Occhio alla dispensa: la lista degli alimenti da tenere sempre perchè durano di più

Spesa intelligente: negli ultimi tempi ricorre sempre più di frequente questa formula, che dovrebbe essere una sorta di obiettivo che tutti noi dovremmo raggiungere. Significa acquistare prodotti – soprattutto alimentari – in maniera razionale, sana, limitando gli sprechi alimentari, così da dare anche un piccolo contributo personale alla salvaguardia ambientale, e facendo anche un po’ di economia privata.

Fare la spesa intelligente

Uno dei fattori pratici di questa modalità di approccio alla spesa – che va di pari passo a quella che abbiamo definito coscienza alimentare – è la gestione della dispensa: se, come sappiamo, anche organizzare gli spazi e conservare bene i cibi sono aspetti fondamentali, ancor più importante è sapere cosa comprare e tarare gli acquisti sulle esigenze familiari, senza esagerare e senza – soprattutto – fare incetta di prodotti che non saranno consumati e che rischiano quindi di esser gettati via perché scaduti.

Gli alimenti che durano di più

Proprio per evitare questa situazione, purtroppo frequente, dobbiamo conoscere quali sono gli alimenti che durano di più, i cibi più longevi che possiamo comprare e metter da parte senza troppa preoccupazione per la data di scadenza, così da avere sempre un’alternativa valida per un pasto da improvvisare per mancanza di tempo per la spesa o di alternative fresche in casa.

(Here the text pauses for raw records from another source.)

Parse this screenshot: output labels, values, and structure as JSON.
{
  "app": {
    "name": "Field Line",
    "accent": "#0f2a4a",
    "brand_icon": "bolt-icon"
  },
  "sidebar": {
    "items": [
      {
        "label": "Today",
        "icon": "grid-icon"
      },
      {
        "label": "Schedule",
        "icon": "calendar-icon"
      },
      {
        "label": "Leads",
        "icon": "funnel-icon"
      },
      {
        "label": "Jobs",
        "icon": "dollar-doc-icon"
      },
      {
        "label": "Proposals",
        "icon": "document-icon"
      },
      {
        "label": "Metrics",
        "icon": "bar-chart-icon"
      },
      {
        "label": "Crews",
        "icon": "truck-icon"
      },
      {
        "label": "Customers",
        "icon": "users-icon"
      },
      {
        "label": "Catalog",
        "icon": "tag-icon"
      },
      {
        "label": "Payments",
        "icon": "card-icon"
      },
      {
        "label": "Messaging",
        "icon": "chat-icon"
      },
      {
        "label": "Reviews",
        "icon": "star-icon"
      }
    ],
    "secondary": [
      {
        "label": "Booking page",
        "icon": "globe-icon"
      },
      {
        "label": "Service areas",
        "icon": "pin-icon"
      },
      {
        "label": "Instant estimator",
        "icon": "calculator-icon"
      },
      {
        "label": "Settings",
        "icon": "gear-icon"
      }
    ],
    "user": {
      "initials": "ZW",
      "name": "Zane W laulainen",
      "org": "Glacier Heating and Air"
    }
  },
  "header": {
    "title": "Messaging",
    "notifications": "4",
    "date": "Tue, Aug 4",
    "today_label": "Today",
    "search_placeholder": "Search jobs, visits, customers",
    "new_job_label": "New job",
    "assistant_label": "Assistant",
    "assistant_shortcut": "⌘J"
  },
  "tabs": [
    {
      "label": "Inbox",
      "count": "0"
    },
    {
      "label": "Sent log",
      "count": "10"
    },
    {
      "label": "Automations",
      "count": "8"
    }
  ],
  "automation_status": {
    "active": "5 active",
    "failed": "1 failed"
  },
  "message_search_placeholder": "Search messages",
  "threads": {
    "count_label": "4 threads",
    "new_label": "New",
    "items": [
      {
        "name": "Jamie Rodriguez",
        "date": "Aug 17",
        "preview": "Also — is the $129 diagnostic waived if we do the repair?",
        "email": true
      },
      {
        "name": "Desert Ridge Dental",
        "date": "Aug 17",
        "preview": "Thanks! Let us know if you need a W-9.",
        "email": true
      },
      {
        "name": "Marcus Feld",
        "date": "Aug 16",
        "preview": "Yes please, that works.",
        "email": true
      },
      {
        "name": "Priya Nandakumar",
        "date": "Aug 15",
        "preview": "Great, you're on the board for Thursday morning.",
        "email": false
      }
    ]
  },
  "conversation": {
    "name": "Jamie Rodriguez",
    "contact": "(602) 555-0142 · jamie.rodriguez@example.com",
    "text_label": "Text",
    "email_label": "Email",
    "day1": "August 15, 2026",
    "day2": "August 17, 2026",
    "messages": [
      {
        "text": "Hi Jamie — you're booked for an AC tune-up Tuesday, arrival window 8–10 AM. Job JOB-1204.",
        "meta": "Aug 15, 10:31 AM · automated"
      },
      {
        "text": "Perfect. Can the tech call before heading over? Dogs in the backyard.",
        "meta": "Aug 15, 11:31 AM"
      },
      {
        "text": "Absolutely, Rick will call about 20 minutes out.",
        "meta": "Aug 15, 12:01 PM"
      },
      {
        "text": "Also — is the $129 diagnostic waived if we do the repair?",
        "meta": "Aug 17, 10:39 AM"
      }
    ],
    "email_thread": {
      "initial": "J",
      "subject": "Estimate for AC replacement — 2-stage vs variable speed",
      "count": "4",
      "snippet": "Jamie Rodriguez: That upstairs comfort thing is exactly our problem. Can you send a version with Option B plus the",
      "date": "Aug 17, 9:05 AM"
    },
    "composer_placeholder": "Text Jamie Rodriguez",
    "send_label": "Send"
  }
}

I cibi a lunga conservazione

Ecco quindi una rapida lista degli alimenti longevi che possiamo conservare a lungo nella nostra dispensa casalinga senza che si alterino sapore e composizione nutrizionale, e che addirittura possiamo mangiare senza rischi anche dopo alcuni anni. L’esatto opposto dei cibi con data di scadenza, che sono soggetti ad alterazioni – che, ad esempio, possono ammuffire o irrancidire – e che devono essere mantenuti in maniera accorta, alla giusta temperatura e nel luogo più adatto.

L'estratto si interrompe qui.